Sonko et Faye : un appel urgent au dialogue pour éviter une crise au Sénégal
Le président de l’Assemblée nationale sénégalaise, Ousmane Sonko, invite Bassirou Diomaye Faye à engager un dialogue politique
Dans un geste inédit depuis son éviction du gouvernement le 22 mai, l’ancien Premier ministre Ousmane Sonko, désormais à la tête de l’Assemblée nationale, a lancé un appel pressant au président Bassirou Diomaye Faye. Le leader du Pastef a souligné l’importance d’un dialogue politique constructif pour préserver la stabilité du pays, malgré les profondes divergences qui opposent les deux camps.
Sonko dénonce un gouvernement sans légitimité politique
Lors de sa première prise de parole publique depuis son limogeage, Ousmane Sonko a vivement critiqué la composition du nouveau gouvernement formé par le président Faye. Selon lui, cet exécutif « manque cruellement de fondements politiques solides ». « Un pays se gère avec sérieux, un gouvernement doit être crédible », a-t-il déclaré lors d’une conférence de presse à Dakar. Il a également pointé le déséquilibre des forces institutionnelles, rappelant que le Pastef détient une majorité écrasante à l’Assemblée nationale avec 130 sièges sur 165.
Une main tendue malgré les critiques
Malgré ses réserves sur la légitimité du gouvernement, Ousmane Sonko a assuré que son parti ne chercherait pas à le renverser. « En 72 heures, nous pourrions faire tomber ce gouvernement, mais nous choisissons la stabilité », a-t-il affirmé. Son objectif ? Rassurer les investisseurs et éviter une nouvelle période d’instabilité politique, comparable à celle qui a marqué le Sénégal entre 2021 et 2024. Il a également appelé les jeunes à la modération, insistant sur la nécessité d’une « paix durable », conditionnée par la volonté des deux parties.

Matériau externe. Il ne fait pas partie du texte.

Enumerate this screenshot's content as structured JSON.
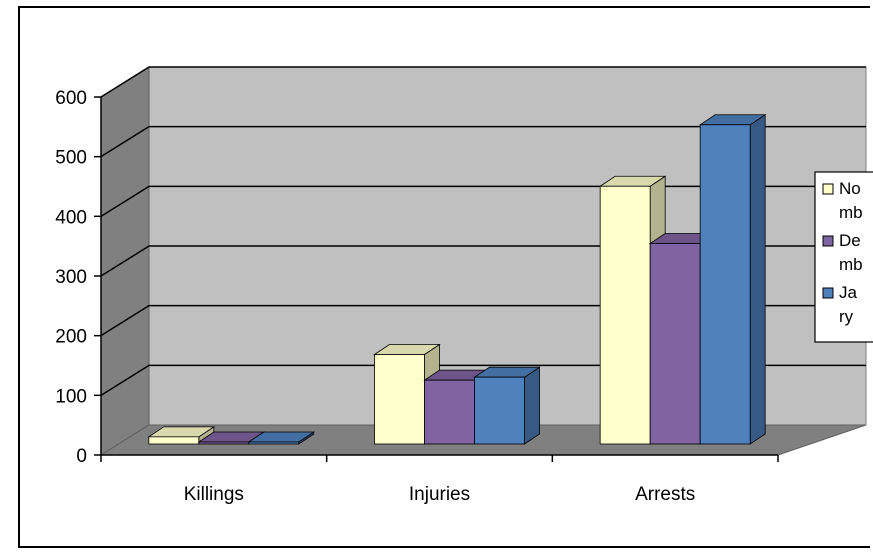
{
  "chart_data": {
    "type": "bar",
    "categories": [
      "Killings",
      "Injuries",
      "Arrests"
    ],
    "series": [
      {
        "name": "November",
        "legend_text": [
          "No",
          "mb"
        ],
        "color": "#FFFFCC",
        "values": [
          12,
          150,
          432
        ]
      },
      {
        "name": "December",
        "legend_text": [
          "De",
          "mb"
        ],
        "color": "#8064A2",
        "values": [
          3,
          107,
          336
        ]
      },
      {
        "name": "January",
        "legend_text": [
          "Ja",
          "ry"
        ],
        "color": "#4F81BD",
        "values": [
          2,
          112,
          535
        ]
      }
    ],
    "ylim": [
      0,
      600
    ],
    "yticks": [
      0,
      100,
      200,
      300,
      400,
      500,
      600
    ],
    "grid": true,
    "legend_position": "right",
    "wall_color": "#C0C0C0",
    "title": "",
    "xlabel": "",
    "ylabel": ""
  }
}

Un appel à la raison pour préserver la stabilité nationale
Face aux tensions persistantes entre le président Faye et le leader du Pastef, Ousmane Sonko a insisté sur l’urgence d’un dialogue intelligent et apaisé. « Il est temps d’éviter de replonger le Sénégal dans l’histoire des violences passées », a-t-il lancé, en référence aux crises politiques récurrentes qui ont ébranlé le pays ces dernières années. Il a également dénoncé les provocations visant ses partisans, tout en appelant à la responsabilité collective pour bâtir un avenir serein.